To this day, the use of technology in language learning is still a controversial subject. Despite proof to the contrary, many still contend that language learning software cannot facilitate the necessary instruction for someone to become truly proficient in picking up a new language. In fact, as I write this, it’s highly that an argument is going down at some forum or some blog about the use of technology in teaching grammar, mastering vocabulary and developing language skills.
For analytical learners, even early versions of language learning software is like a gift sent down from heaven when it comes to language study, because the medium suits their preferred modes of picking up information so well. While modern language software still offers the same structured type of instruction, they now include the option of studying in other forms, making them suitable even for those who aren’t suited to stimulus-response types of instruction.
Vocabulary is one area where electronic technologies can truly take the game to another level. With a language software available, you can easily find the equivalent of an English word in any language that you want, complete instructions on the proper context in which to employ them.

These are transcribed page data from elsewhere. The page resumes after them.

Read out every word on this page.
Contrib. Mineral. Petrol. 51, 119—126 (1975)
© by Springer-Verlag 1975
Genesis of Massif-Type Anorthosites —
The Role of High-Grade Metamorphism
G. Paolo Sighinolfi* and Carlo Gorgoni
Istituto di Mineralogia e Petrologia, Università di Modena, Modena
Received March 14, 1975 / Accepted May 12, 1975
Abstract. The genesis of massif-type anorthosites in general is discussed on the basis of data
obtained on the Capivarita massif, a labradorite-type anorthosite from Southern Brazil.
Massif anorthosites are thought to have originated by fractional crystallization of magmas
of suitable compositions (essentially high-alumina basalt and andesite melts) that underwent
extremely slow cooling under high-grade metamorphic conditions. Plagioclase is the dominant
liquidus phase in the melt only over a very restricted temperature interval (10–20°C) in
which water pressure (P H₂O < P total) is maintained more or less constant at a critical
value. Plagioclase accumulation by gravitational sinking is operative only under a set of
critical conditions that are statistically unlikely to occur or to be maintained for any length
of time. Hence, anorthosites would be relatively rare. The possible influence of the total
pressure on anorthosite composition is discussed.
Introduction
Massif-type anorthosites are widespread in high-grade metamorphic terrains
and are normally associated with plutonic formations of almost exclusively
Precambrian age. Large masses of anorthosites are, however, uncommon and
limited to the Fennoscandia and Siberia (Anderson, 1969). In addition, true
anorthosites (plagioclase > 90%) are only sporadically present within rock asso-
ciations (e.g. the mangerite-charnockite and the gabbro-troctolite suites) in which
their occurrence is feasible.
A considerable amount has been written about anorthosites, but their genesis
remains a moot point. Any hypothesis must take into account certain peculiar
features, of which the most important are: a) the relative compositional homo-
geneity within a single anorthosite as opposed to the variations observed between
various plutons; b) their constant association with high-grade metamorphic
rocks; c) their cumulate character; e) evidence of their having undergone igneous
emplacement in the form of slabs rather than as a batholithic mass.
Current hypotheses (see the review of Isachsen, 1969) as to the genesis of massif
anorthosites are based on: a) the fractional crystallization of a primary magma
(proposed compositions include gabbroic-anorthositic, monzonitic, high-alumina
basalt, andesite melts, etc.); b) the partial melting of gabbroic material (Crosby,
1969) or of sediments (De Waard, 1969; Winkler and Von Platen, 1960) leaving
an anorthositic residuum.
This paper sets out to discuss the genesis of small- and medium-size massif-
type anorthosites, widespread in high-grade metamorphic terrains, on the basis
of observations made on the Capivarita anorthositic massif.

In the areas of reading and listening comprehension, technology can perform like no other. The availability of materials of all forms – from articles to movies to songs – allow people to train their capacity to understand in another language much easier. For developing writing and speaking skills, though, I’m inclined to agree with detractors – you need real-world experience for that. Language software can provide basic practice, but you’ll need to apply the language out in the world to really gain heightened proficiency with its use.